If you're like me and you've held off reading this book, waste time no more! Go grab it now. You'll want to give me something shiny for the recommendation.


  1. This is one of those books - like Life of Pi - that everyone else but me seems to have read. ;) Great review - I'm even more interested in finally bringing it down from the shelf now...

  2. Bring it down, Greg! The humor is really first-rate. I should've mentioned that in the review more (oops!). It had me laughing aloud with the dry funny lines. Very good stuff.

  3. It was difficult for me to get into this book as well. I'm generally not a fan of epistolary books and can't even remember why I picked this up. I generally don't read books right after the initial hype. Still, it proved to treat me good in the end.

  4. I haven't read this one yet, though I have seen it all over the place. Rarely have I not seen a good review. Yours is putting me over the edge into temptation.

  5. My book club read this last summer and I never had a chance to read it myself. I missed the meeting and the discussion. It sounds like I missed a really good book. I have it on my shelf at home so I know I will read it eventually!

  6. Yay, Kathy!

    Christina, I can't say that I'm a huge fan of epistolary books either. It seems like I read them every few years or so, and that seems enough. This one did turn out well.

    Nicole, I do my best to tempt!!! I hope you like it when you get around to it. Delightful is the only way I can describe it.

    Kathleen, I hope you can get 'round to it soon because I'd love to know what you think of it!

  7. So glad to hear you weren't disappointed by this one. I thought it was such a lovely book. And, yes, the whole story about the author is so sad isn't it. Eva Cassidy, too. Man, now I want to hear some of her music.

  8. Yay! I'm so glad you liked it. I have to admit I was a bit worried. Sometimes having high expectations can really bring down a reading.

  9. I am so glad you liked this :) I loved it as well..

    I didn't know the story about the authors. That is so sad..

  10. Yet another book I own but haven't read. When will all that free time magically appear?

  11. I have no good excuse as to why I haven't read this one yet. Hopefully soon!

  12. I'm so glad you loved this book too! I wanted to sing its praises to the skies after I read it.
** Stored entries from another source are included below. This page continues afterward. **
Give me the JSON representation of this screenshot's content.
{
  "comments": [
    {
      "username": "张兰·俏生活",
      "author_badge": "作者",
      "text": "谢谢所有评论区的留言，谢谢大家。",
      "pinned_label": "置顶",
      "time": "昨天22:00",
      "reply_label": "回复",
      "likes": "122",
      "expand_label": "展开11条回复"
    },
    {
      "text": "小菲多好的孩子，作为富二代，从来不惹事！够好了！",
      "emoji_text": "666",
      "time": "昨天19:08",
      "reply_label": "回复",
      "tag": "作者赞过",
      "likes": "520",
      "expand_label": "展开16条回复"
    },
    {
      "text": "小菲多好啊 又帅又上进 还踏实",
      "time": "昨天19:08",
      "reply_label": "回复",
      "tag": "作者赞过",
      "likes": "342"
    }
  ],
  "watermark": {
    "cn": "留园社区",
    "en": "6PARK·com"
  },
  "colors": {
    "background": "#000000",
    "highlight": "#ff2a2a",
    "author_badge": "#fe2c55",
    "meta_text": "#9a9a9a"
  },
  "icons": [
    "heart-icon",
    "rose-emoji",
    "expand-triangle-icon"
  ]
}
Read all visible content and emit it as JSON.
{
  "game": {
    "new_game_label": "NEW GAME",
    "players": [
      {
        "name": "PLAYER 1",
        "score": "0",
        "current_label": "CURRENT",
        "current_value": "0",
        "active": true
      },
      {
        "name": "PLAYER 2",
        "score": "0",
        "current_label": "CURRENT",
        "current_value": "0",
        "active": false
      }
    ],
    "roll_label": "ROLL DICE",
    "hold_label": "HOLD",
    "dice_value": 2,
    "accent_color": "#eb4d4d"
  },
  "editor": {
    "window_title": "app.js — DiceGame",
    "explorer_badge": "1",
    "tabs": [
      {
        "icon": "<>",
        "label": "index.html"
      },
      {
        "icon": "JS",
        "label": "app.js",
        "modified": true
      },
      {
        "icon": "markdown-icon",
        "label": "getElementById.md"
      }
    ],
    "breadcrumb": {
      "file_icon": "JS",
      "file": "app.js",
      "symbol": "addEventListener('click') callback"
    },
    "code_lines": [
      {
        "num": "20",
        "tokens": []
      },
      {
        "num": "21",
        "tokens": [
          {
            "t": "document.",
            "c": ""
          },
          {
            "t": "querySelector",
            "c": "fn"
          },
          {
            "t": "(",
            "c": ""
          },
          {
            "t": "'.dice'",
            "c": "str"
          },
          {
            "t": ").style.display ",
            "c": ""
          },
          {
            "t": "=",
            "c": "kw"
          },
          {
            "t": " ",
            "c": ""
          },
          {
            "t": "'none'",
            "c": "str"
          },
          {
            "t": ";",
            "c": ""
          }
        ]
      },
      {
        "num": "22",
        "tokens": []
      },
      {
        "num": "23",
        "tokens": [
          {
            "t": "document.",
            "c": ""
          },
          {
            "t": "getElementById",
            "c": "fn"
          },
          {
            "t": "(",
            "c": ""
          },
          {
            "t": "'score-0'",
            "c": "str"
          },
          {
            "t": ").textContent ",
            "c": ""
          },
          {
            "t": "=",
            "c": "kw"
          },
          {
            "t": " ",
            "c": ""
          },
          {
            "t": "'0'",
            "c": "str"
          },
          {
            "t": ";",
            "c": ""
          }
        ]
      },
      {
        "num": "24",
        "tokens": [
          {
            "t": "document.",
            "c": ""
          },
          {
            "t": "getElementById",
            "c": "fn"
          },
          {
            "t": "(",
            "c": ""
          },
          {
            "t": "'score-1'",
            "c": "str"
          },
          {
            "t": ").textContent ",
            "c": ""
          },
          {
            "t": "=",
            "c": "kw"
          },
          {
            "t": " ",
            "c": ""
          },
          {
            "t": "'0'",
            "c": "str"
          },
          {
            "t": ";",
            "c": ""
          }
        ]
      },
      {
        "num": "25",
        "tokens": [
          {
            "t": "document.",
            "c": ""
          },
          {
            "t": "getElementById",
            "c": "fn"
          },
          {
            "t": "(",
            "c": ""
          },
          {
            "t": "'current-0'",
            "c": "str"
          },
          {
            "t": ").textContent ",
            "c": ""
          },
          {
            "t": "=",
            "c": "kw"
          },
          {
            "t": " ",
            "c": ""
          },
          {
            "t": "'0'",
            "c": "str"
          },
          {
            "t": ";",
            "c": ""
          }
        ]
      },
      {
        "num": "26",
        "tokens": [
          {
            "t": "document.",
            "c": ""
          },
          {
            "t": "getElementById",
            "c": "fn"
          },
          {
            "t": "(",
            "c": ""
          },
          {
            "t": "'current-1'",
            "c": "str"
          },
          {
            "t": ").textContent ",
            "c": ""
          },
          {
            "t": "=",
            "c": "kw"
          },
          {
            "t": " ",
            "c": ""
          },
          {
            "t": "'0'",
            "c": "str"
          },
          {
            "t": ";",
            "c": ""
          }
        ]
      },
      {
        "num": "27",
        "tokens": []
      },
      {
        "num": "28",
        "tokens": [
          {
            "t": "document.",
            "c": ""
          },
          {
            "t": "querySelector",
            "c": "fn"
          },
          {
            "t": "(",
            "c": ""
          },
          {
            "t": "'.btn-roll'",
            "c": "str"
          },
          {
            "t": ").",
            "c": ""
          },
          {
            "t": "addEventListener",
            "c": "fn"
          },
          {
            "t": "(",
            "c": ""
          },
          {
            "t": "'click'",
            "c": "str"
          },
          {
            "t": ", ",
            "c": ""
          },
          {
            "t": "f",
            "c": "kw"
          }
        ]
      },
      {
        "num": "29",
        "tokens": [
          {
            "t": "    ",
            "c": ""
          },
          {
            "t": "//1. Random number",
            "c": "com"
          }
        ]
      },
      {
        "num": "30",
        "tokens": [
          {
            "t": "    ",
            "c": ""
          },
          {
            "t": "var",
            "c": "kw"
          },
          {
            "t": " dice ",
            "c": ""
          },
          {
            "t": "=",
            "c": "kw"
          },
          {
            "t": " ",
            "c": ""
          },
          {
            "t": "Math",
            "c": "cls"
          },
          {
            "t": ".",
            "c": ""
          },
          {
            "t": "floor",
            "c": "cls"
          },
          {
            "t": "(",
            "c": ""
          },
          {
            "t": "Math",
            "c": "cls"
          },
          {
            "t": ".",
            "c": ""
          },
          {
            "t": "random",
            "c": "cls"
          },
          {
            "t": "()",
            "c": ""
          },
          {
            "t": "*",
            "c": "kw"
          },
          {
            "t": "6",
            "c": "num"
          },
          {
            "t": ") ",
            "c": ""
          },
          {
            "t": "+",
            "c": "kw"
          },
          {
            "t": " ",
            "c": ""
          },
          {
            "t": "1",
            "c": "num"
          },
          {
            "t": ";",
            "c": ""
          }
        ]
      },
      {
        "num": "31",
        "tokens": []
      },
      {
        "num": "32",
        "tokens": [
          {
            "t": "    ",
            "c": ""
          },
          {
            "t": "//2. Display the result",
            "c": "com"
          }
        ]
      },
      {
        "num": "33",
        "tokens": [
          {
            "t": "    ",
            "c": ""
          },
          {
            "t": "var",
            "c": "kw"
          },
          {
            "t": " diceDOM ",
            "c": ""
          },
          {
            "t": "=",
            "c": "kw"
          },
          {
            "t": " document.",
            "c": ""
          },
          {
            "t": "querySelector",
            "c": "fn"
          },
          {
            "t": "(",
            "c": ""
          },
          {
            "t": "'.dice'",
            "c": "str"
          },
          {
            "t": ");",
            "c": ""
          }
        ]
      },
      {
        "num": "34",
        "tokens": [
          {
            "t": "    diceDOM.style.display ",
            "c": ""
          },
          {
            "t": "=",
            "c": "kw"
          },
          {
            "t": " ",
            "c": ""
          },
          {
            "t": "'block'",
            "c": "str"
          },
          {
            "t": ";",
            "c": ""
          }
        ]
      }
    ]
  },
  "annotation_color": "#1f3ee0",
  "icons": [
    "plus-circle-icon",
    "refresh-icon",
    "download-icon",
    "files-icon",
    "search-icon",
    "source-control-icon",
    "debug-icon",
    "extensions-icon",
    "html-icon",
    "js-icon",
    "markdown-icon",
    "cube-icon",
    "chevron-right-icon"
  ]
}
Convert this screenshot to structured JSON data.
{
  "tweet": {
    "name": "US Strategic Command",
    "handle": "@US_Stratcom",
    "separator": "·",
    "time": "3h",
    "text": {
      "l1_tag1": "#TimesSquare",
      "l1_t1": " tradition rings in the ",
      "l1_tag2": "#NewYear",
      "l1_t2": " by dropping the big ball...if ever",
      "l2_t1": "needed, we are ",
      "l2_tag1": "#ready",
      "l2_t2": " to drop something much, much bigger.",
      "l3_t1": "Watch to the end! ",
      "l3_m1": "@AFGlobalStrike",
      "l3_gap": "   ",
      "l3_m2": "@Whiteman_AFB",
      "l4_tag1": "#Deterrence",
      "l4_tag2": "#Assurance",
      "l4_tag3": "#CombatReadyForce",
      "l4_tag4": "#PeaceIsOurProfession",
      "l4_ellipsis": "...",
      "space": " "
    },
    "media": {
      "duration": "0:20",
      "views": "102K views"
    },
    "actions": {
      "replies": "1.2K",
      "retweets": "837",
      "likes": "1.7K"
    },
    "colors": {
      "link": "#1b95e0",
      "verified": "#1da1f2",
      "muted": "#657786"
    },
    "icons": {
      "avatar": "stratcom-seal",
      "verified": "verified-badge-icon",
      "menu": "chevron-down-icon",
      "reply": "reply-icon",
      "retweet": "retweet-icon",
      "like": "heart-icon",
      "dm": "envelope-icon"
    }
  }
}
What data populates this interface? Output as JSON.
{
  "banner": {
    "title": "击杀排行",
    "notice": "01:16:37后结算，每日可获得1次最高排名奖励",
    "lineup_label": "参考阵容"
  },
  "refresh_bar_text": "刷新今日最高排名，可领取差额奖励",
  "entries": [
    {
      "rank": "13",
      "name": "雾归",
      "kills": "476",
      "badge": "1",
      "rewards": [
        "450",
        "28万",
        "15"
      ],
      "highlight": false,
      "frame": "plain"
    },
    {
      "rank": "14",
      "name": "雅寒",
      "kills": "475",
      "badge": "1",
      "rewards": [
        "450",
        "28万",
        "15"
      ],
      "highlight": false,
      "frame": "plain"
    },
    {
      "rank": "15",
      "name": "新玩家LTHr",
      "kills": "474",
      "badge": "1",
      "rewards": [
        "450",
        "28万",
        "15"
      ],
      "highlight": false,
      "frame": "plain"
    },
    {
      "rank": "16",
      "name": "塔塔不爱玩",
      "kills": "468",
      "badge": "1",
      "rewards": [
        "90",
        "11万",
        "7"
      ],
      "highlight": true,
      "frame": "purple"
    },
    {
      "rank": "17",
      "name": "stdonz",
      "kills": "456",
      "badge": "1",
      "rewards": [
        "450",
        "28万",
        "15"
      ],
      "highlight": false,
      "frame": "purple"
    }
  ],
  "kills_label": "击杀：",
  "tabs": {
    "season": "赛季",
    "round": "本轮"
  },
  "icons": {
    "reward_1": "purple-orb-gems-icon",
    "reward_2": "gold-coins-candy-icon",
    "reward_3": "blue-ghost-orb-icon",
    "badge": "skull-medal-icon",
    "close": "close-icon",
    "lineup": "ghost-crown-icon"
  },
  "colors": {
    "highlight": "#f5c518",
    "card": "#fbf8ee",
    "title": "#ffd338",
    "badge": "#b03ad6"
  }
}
  13. I truly enjoyed this one -you've prompted me to hunt it out for a re-read!

    It was interesting about the niece finishing the book for her aunt. What a lovely memorial it turned out to be!

  14. I loved Guernsey! Like you, though, I struggled with the cast of characters for a few chapters. And I also made the comparison to 84, Charing Cross Road (great book and movie!). Did you know someone is making a film of this book, as well? I sure hope they do a good job with it!

    Thanks for the reminder of Eva Cassidy. I haven't listened to her in several years. Some of her songs move me to tears...

  15. I am sadly probably the only person alive who hasn't read this. Okay, that's a huge exaggeration but I am beginning to feel like it becomes truer every day. It's calling to me though. And I definitely want to jump on the Guernsey train soon. This summer has got to be the summer. I need to get reading!

  16. I'm glad to hear you ended up liking it. I loved it!

    I hope it's okay to link to your review on War Through the Generations.

  17. Iliana, it's sort of a warm fuzzy book. Obviously terribly sad in spots, but I found the whole thing very comforting overall.

    Amen to that, Trisha! But not with this book.

    Iris, isn't that sad? But somehow it adds that much more mystique to this already amazing read. Such a history, I suppose.

    Lisa, I keep waiting but my magical free time hasn't arrived yet either.

    LOL, Lola! Looking forward to your thoughts when you get around to it.

    Meghan, same here!

    Becca, a lovely memorial indeed. I'm glad I could prompt a re-read. I suspect I'll be re-reading it at some point, too.

    Les, it could be a GREAT movie, or it could be a total let down. If they do it right, it might even win some Oscars!

    Jennifer, do it, do it, do it! Sorry, I'm a born enabler. :) I hope you love it like I did.

    Anna, thanks! And I would be delighted to be linked on War Through the Generations.

  18. I did love this book ... and it was easy to follow who the various writers were once you got into the book. It is sad that Shaffer never got to see her book succeed.